Abbreviations: g/g, gram per gram; CI, confidence interval; N, number of randomized subjects in each group; UPCR, urine protein-to-creatinine ratio; MMRM, Mixed Model for Repeated Measures; eGFR, estimated glomerular filtration rate; IgAN, immunoglobulin A nephropathy.

Figure 1. Geometric Mean (95% CI) Percent Change from Baseline in UPCR by Visit in Origin 3:

Adjusted percent change relative to baseline in UPCR (sampled from a 24-hour urine collection) with 95% CI reported in the figure were estimated based on the MMRM analysis in Table 1.

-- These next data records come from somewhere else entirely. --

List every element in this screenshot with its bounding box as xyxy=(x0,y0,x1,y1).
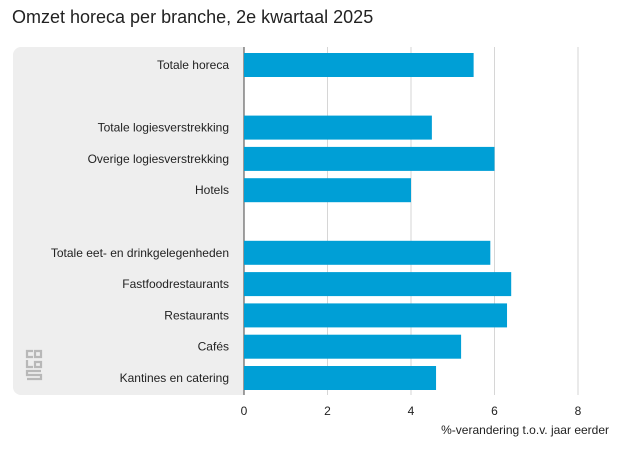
bar xyxy=(244,240,491,265)
x-tick-label: 2 xyxy=(324,404,331,418)
category-label: Hotels xyxy=(195,183,229,197)
bar xyxy=(244,146,495,171)
bar xyxy=(244,272,512,297)
x-tick-label: 6 xyxy=(491,404,498,418)
bar xyxy=(244,53,474,77)
category-label: Restaurants xyxy=(164,308,229,322)
category-label: Totale logiesverstrekking xyxy=(98,121,229,135)
x-tick-label: 8 xyxy=(575,404,582,418)
category-label: Overige logiesverstrekking xyxy=(88,152,229,166)
bar xyxy=(244,303,508,328)
bar xyxy=(244,334,462,359)
category-label-panel xyxy=(13,47,244,395)
x-axis-label: %-verandering t.o.v. jaar eerder xyxy=(441,423,609,437)
bar xyxy=(244,366,437,390)
category-label: Totale eet- en drinkgelegenheden xyxy=(51,246,229,260)
bar xyxy=(244,115,432,140)
x-tick-label: 0 xyxy=(241,404,248,418)
chart-title: Omzet horeca per branche, 2e kwartaal 20… xyxy=(12,7,374,27)
cbs-logo-icon xyxy=(25,349,43,381)
category-label: Totale horeca xyxy=(157,58,229,72)
bar xyxy=(244,178,411,203)
category-label: Fastfoodrestaurants xyxy=(122,277,229,291)
category-label: Cafés xyxy=(198,340,229,354)
x-tick-label: 4 xyxy=(408,404,415,418)
category-label: Kantines en catering xyxy=(120,371,229,385)
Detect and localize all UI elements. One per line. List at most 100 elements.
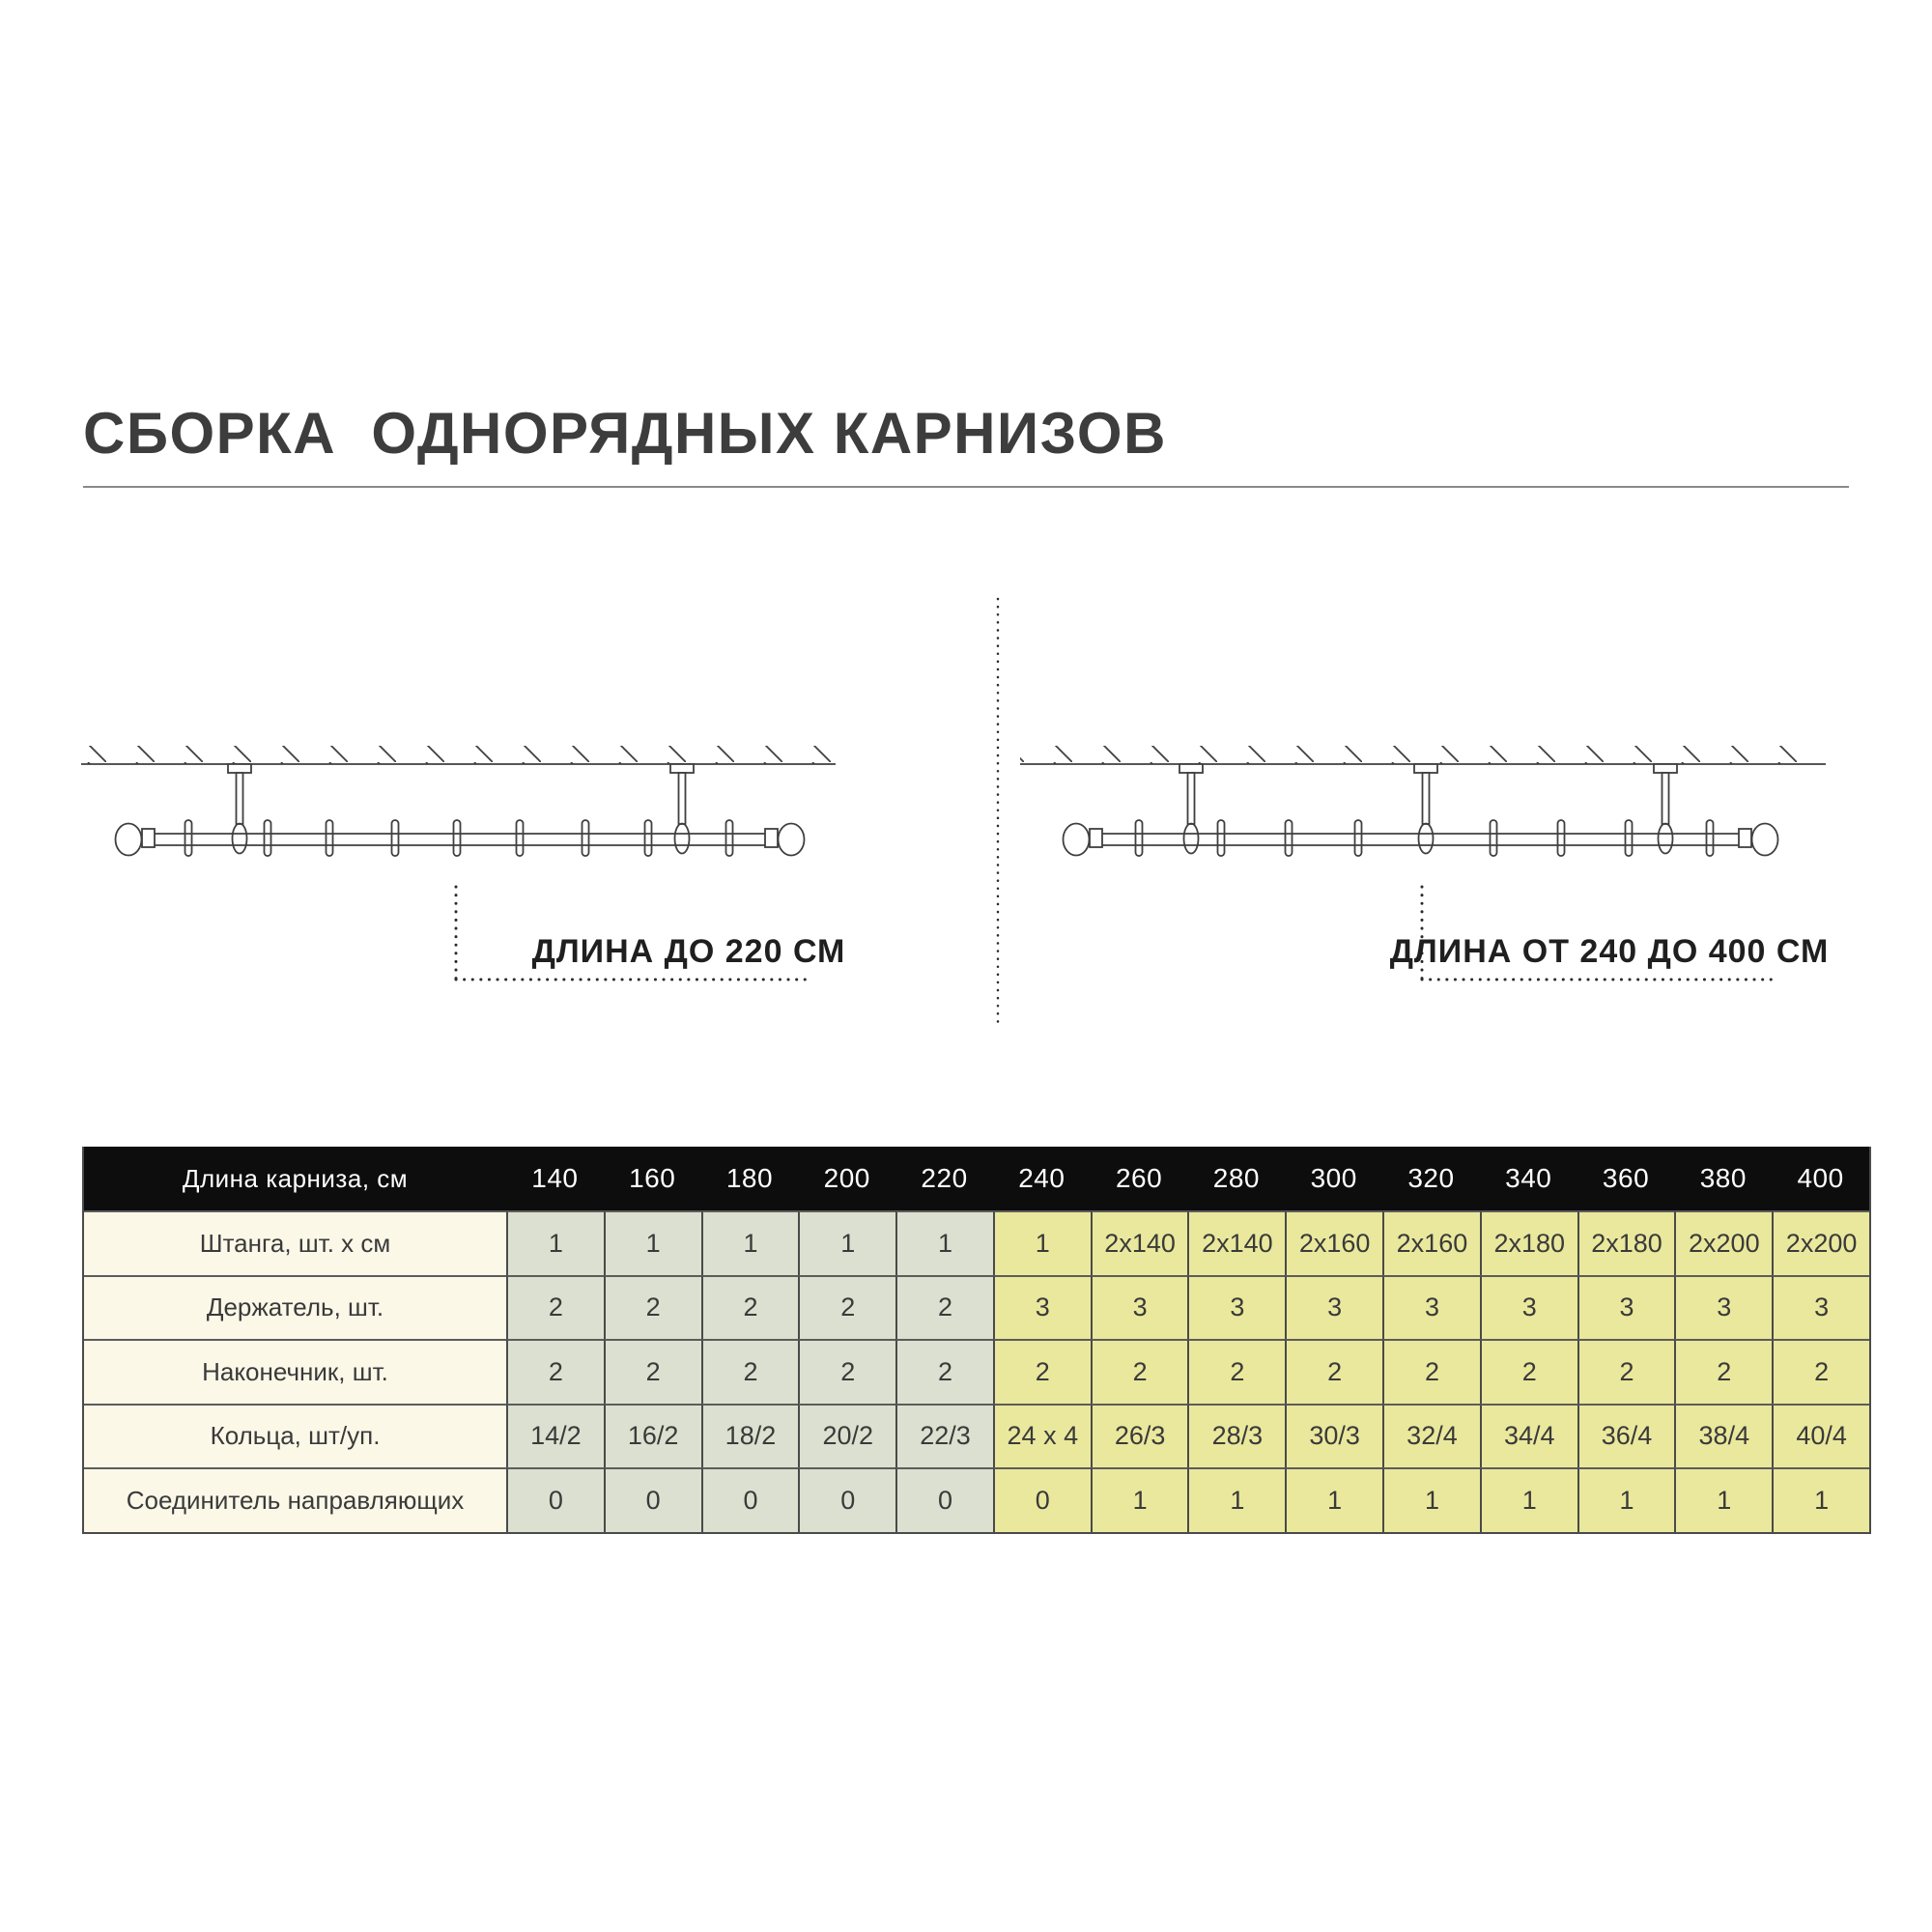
table-cell: 3 — [1285, 1274, 1383, 1339]
table-cell: 0 — [506, 1467, 604, 1532]
table-cell: 2 — [1479, 1339, 1577, 1404]
table-cell: 2 — [603, 1274, 701, 1339]
table-header-column: 320 — [1382, 1147, 1480, 1210]
table-cell: 38/4 — [1674, 1403, 1773, 1467]
table-row-label: Держатель, шт. — [84, 1274, 506, 1339]
table-cell: 18/2 — [700, 1403, 799, 1467]
table-cell: 3 — [1772, 1274, 1869, 1339]
table-cell: 3 — [1577, 1274, 1675, 1339]
table-cell: 2 — [603, 1339, 701, 1404]
table-cell: 2 — [700, 1274, 799, 1339]
table-cell: 2 — [1187, 1339, 1286, 1404]
ceiling-hatch — [1020, 746, 1826, 764]
table-cell: 2x140 — [1090, 1210, 1188, 1275]
table-cell: 26/3 — [1090, 1403, 1188, 1467]
table-cell: 2 — [1382, 1339, 1480, 1404]
table-cell: 2 — [798, 1339, 896, 1404]
ceiling-hatch — [81, 746, 836, 764]
table-cell: 2x200 — [1674, 1210, 1773, 1275]
table-cell: 2 — [1772, 1339, 1869, 1404]
table-header-column: 360 — [1577, 1147, 1675, 1210]
table-cell: 3 — [1674, 1274, 1773, 1339]
right-diagram — [1020, 746, 1826, 857]
table-cell: 40/4 — [1772, 1403, 1869, 1467]
finial — [764, 822, 806, 857]
table-cell: 1 — [1187, 1467, 1286, 1532]
table-cell: 1 — [603, 1210, 701, 1275]
ceiling-bracket — [227, 763, 252, 855]
table-cell: 2 — [895, 1339, 993, 1404]
table-cell: 0 — [700, 1467, 799, 1532]
table-cell: 2 — [798, 1274, 896, 1339]
table-cell: 14/2 — [506, 1403, 604, 1467]
dimension-line-right — [1420, 885, 1777, 981]
table-row-label: Штанга, шт. х см — [84, 1210, 506, 1275]
table-cell: 16/2 — [603, 1403, 701, 1467]
table-cell: 2 — [1674, 1339, 1773, 1404]
table-cell: 2 — [895, 1274, 993, 1339]
table-header-column: 380 — [1674, 1147, 1773, 1210]
right-diagram-caption: ДЛИНА ОТ 240 ДО 400 СМ — [1389, 933, 1830, 970]
table-cell: 32/4 — [1382, 1403, 1480, 1467]
table-row-label: Кольца, шт/уп. — [84, 1403, 506, 1467]
table-header-column: 140 — [506, 1147, 604, 1210]
table-cell: 1 — [992, 1210, 1091, 1275]
ceiling-bracket — [1179, 763, 1204, 855]
page-title: СБОРКА ОДНОРЯДНЫХ КАРНИЗОВ — [83, 401, 1167, 466]
curtain-rings — [1134, 819, 1715, 857]
table-header-column: 200 — [798, 1147, 896, 1210]
table-cell: 1 — [1772, 1467, 1869, 1532]
table-cell: 2x160 — [1285, 1210, 1383, 1275]
table-cell: 3 — [1187, 1274, 1286, 1339]
finial — [1738, 822, 1779, 857]
finial — [114, 822, 156, 857]
table-header-column: 180 — [700, 1147, 799, 1210]
table-row-label: Соединитель направляющих — [84, 1467, 506, 1532]
table-cell: 2x180 — [1577, 1210, 1675, 1275]
table-cell: 2x160 — [1382, 1210, 1480, 1275]
table-cell: 28/3 — [1187, 1403, 1286, 1467]
table-cell: 22/3 — [895, 1403, 993, 1467]
assembly-diagrams — [81, 597, 1826, 1024]
table-cell: 2 — [1577, 1339, 1675, 1404]
table-cell: 2 — [506, 1339, 604, 1404]
table-cell: 1 — [895, 1210, 993, 1275]
table-cell: 0 — [895, 1467, 993, 1532]
table-cell: 1 — [1090, 1467, 1188, 1532]
curtain-rings — [184, 819, 734, 857]
table-cell: 1 — [798, 1210, 896, 1275]
table-cell: 2 — [1090, 1339, 1188, 1404]
table-cell: 20/2 — [798, 1403, 896, 1467]
table-header-column: 240 — [992, 1147, 1091, 1210]
table-cell: 1 — [1577, 1467, 1675, 1532]
ceiling-bracket — [1413, 763, 1438, 855]
table-cell: 34/4 — [1479, 1403, 1577, 1467]
table-cell: 0 — [798, 1467, 896, 1532]
left-diagram — [81, 746, 836, 857]
table-header-column: 340 — [1479, 1147, 1577, 1210]
table-cell: 2 — [1285, 1339, 1383, 1404]
left-diagram-caption: ДЛИНА ДО 220 СМ — [531, 933, 846, 970]
table-cell: 3 — [1090, 1274, 1188, 1339]
table-cell: 1 — [1674, 1467, 1773, 1532]
table-cell: 2x180 — [1479, 1210, 1577, 1275]
table-header-column: 160 — [603, 1147, 701, 1210]
finial — [1062, 822, 1103, 857]
table-cell: 36/4 — [1577, 1403, 1675, 1467]
title-divider — [83, 486, 1849, 488]
table-cell: 1 — [1285, 1467, 1383, 1532]
table-cell: 2 — [506, 1274, 604, 1339]
dimension-line-left — [454, 885, 812, 981]
table-header-column: 400 — [1772, 1147, 1869, 1210]
table-cell: 1 — [1479, 1467, 1577, 1532]
table-header-column: 280 — [1187, 1147, 1286, 1210]
ceiling-bracket — [669, 763, 695, 855]
table-cell: 1 — [1382, 1467, 1480, 1532]
table-cell: 0 — [992, 1467, 1091, 1532]
table-row-label: Наконечник, шт. — [84, 1339, 506, 1404]
table-cell: 2 — [992, 1339, 1091, 1404]
table-cell: 2x200 — [1772, 1210, 1869, 1275]
table-cell: 24 x 4 — [992, 1403, 1091, 1467]
table-header-column: 300 — [1285, 1147, 1383, 1210]
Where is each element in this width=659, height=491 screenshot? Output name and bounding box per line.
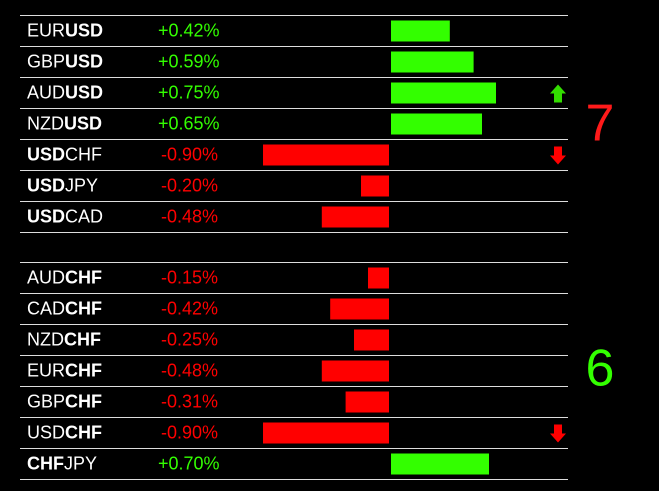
- change-label: +0.65%: [158, 113, 220, 133]
- currency: CAD: [65, 206, 103, 226]
- pair-label: USDCHF: [27, 422, 102, 442]
- arrow-down: [550, 424, 566, 443]
- currency: AUD: [27, 82, 65, 102]
- currency: GBP: [27, 51, 65, 71]
- pair-label: AUDCHF: [27, 267, 102, 287]
- pair-label: CHFJPY: [27, 453, 97, 473]
- change-bar: [263, 422, 389, 444]
- change-bar: [368, 267, 389, 289]
- currency: USD: [65, 20, 103, 40]
- currency: JPY: [64, 453, 97, 473]
- change-label: +0.70%: [158, 453, 220, 473]
- change-bar: [330, 298, 389, 320]
- currency: NZD: [27, 113, 64, 133]
- arrow-up: [550, 84, 566, 103]
- currency: GBP: [27, 391, 65, 411]
- currency: USD: [64, 113, 102, 133]
- pair-label: CADCHF: [27, 298, 102, 318]
- pair-label: USDCHF: [27, 144, 102, 164]
- change-label: +0.75%: [158, 82, 220, 102]
- currency: USD: [27, 144, 65, 164]
- change-label: -0.25%: [161, 329, 218, 349]
- currency: EUR: [27, 360, 65, 380]
- change-bar: [391, 82, 496, 104]
- change-bar: [354, 329, 389, 351]
- currency: JPY: [65, 175, 98, 195]
- change-label: +0.59%: [158, 51, 220, 71]
- change-label: -0.90%: [161, 422, 218, 442]
- pair-label: EURUSD: [27, 20, 103, 40]
- change-label: -0.48%: [161, 206, 218, 226]
- change-bar: [263, 144, 389, 166]
- pair-label: EURCHF: [27, 360, 102, 380]
- currency: CAD: [27, 298, 65, 318]
- currency: CHF: [65, 267, 102, 287]
- change-label: -0.31%: [161, 391, 218, 411]
- currency: CHF: [64, 329, 101, 349]
- currency: USD: [27, 175, 65, 195]
- change-bar: [321, 360, 389, 382]
- currency: USD: [65, 51, 103, 71]
- change-bar: [345, 391, 389, 413]
- change-label: -0.42%: [161, 298, 218, 318]
- change-label: -0.15%: [161, 267, 218, 287]
- pair-label: USDJPY: [27, 175, 98, 195]
- pair-label: NZDUSD: [27, 113, 102, 133]
- currency: AUD: [27, 267, 65, 287]
- currency: EUR: [27, 20, 65, 40]
- group-score: 7: [586, 95, 615, 153]
- currency: NZD: [27, 329, 64, 349]
- change-bar: [391, 20, 450, 42]
- arrow-down: [550, 146, 566, 165]
- change-label: -0.20%: [161, 175, 218, 195]
- group-score: 6: [586, 340, 615, 398]
- change-bar: [361, 175, 389, 197]
- change-bar: [321, 206, 389, 228]
- change-bar: [391, 113, 482, 135]
- pair-label: NZDCHF: [27, 329, 101, 349]
- pair-label: AUDUSD: [27, 82, 103, 102]
- change-bar: [391, 453, 489, 475]
- currency: CHF: [65, 298, 102, 318]
- currency: CHF: [27, 453, 64, 473]
- change-label: -0.48%: [161, 360, 218, 380]
- currency: USD: [27, 206, 65, 226]
- change-label: -0.90%: [161, 144, 218, 164]
- currency: CHF: [65, 391, 102, 411]
- pair-label: USDCAD: [27, 206, 103, 226]
- currency: CHF: [65, 422, 102, 442]
- change-label: +0.42%: [158, 20, 220, 40]
- currency: USD: [27, 422, 65, 442]
- pair-label: GBPUSD: [27, 51, 103, 71]
- change-bar: [391, 51, 474, 73]
- pair-label: GBPCHF: [27, 391, 102, 411]
- currency: CHF: [65, 360, 102, 380]
- currency: USD: [65, 82, 103, 102]
- currency: CHF: [65, 144, 102, 164]
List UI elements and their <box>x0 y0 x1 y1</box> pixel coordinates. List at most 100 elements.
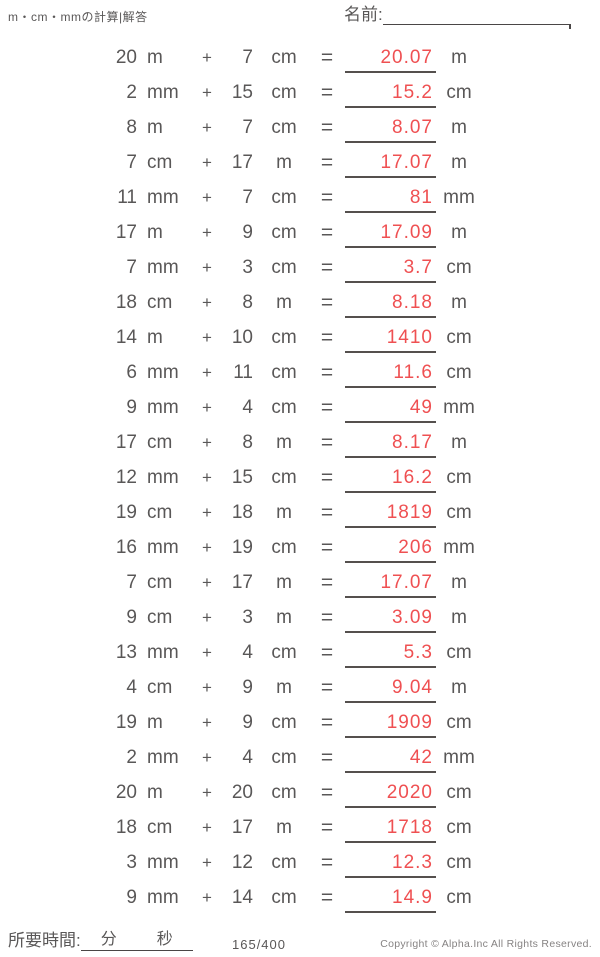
first-value: 16 <box>115 537 137 558</box>
second-value: 17 <box>231 152 253 173</box>
equals-sign: = <box>320 151 334 174</box>
equals-sign: = <box>320 81 334 104</box>
second-unit: cm <box>271 117 297 138</box>
problem-row: 20 m + 7 cm = 20.07 m <box>0 45 600 80</box>
plus-sign: + <box>202 783 212 802</box>
answer-blank: 8.17 <box>345 430 436 458</box>
first-unit: cm <box>147 572 173 593</box>
second-unit: m <box>276 292 292 313</box>
answer-unit: cm <box>446 362 472 383</box>
first-value: 14 <box>115 327 137 348</box>
equals-sign: = <box>320 781 334 804</box>
equals-sign: = <box>320 571 334 594</box>
second-value: 14 <box>231 887 253 908</box>
answer-blank: 17.07 <box>345 150 436 178</box>
answer-unit: cm <box>446 327 472 348</box>
problems-list: 20 m + 7 cm = 20.07 m 2 mm + 15 cm = 15.… <box>0 45 600 920</box>
first-value: 12 <box>115 467 137 488</box>
answer-unit: mm <box>443 187 475 208</box>
second-unit: cm <box>271 852 297 873</box>
first-unit: mm <box>147 82 179 103</box>
first-value: 2 <box>126 82 137 103</box>
answer-blank: 3.7 <box>345 255 436 283</box>
second-value: 4 <box>242 397 253 418</box>
answer-value: 11.6 <box>393 362 433 383</box>
plus-sign: + <box>202 818 212 837</box>
plus-sign: + <box>202 643 212 662</box>
problem-row: 2 mm + 4 cm = 42 mm <box>0 745 600 780</box>
second-value: 15 <box>231 467 253 488</box>
plus-sign: + <box>202 118 212 137</box>
name-blank-line <box>382 4 571 29</box>
problem-row: 7 cm + 17 m = 17.07 m <box>0 150 600 185</box>
equals-sign: = <box>320 676 334 699</box>
answer-value: 8.17 <box>392 432 433 453</box>
problem-row: 3 mm + 12 cm = 12.3 cm <box>0 850 600 885</box>
second-unit: cm <box>271 362 297 383</box>
problem-row: 13 mm + 4 cm = 5.3 cm <box>0 640 600 675</box>
answer-unit: cm <box>446 887 472 908</box>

"n" represents the number of subjects with observed data for each visit and treatment group.

Abbreviations: CI, confidence interval; MMRM, mixed model repeated measures; UPCR, urine protein-to-creatinine ratio.

The treatment effect on UPCR at Week 36 was generally consistent across subgroups including age, sex, race, and baseline disease characteristics (such as baseline eGFR and proteinuria levels). The treatment effect on UPCR at Week 36 was also similar in patients regardless of concomitant use with an SGLT2i.